We all know what mom DID tell us about swimming. Don’t swim for 30 minutes after eating (false). You don’t need sunscreen if it’s cloudy (also incorrect). So today, I thought I’d share some things your mom DIDN’T tell you about swim lessons, including the number one reason you should get them, especially for toddlers and children.
5 things your mother never told you about swim lessons.
1. The first record of swimming dates all the way back to 2500 BCE, appearing in ancient Egyptian drawings and paintings. In fact, swimming was considered an essential part of Egyptian culture.
2. Far from the sleek, aerodynamic goggles of today, the very first goggles were made of tortoise shells and debuted in the 14th century in Persia. No word on how effective they were. The goggles we know and love were introduced in the 1930s.
3. Benjamin Franklin invented swim fins (for hands, not feet) at the age of 11! In 1968, he was inducted into the International Swimming Hall of Fame for this very feat.

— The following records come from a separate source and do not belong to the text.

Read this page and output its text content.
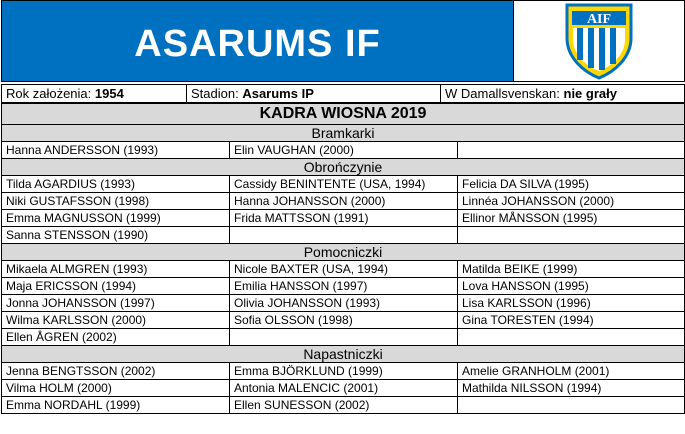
ASARUMS IF
AIF
Rok założenia: 1954	Stadion: Asarums IP	W Damallsvenskan: nie grały
KADRA WIOSNA 2019		
Bramkarki		
Hanna ANDERSSON (1993)	Elin VAUGHAN (2000)	
Obrończynie		
Tilda AGARDIUS (1993)	Cassidy BENINTENTE (USA, 1994)	Felicia DA SILVA (1995)
Niki GUSTAFSSON (1998)	Hanna JOHANSSON (2000)	Linnéa JOHANSSON (2000)
Emma MAGNUSSON (1999)	Frida MATTSSON (1991)	Ellinor MÅNSSON (1995)
Sanna STENSSON (1990)		
Pomocniczki		
Mikaela ALMGREN (1993)	Nicole BAXTER (USA, 1994)	Matilda BEIKE (1999)
Maja ERICSSON (1994)	Emilia HANSSON (1997)	Lova HANSSON (1995)
Jonna JOHANSSON (1997)	Olivia JOHANSSON (1993)	Lisa KARLSSON (1996)
Wilma KARLSSON (2000)	Sofia OLSSON (1998)	Gina TORESTEN (1994)
Ellen ÅGREN (2002)		
Napastniczki		
Jenna BENGTSSON (2002)	Emma BJÖRKLUND (1999)	Amelie GRANHOLM (2001)
Vilma HOLM (2000)	Antonia MALENCIC (2001)	Mathilda NILSSON (1994)
Emma NORDAHL (1999)	Ellen SUNESSON (2002)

“When a youth, I made two oval pallets, each about ten inches long, and six broad, with a hole for the thumb, in order to retain it fast in the palm of my hand. They much resembled a painter’s pallets. In swimming, I pushed the edges of these forward, and I struck the water with their flat surfaces as I drew them back. I remember I swam faster by means of these pallets, but they fatigued my wrists.” – Ben Franklin, American Inventor and Founding Father
4. A 2014 survey conducted by the American Red Cross discovered that OVER HALF of the American population could not swim. That number goes down by race and gender. (Men are more likely than women to know basic swimming skills, and only a third of African Americans report knowing basic swimming skills.)
5. Drowning is the second leading cause of accidental death in children under the age of 14 (CDC). Parents and guardians can begin swim lessons with infants as young as three months old, and swim lessons can reduce the risk of drowning by up to 88% in children older than one.
There you have it. Swimming is an ancient sport, culturally significant, and championed by a founding father. All of that pales, however, to the fact that learning how to swim may save you or your child’s life.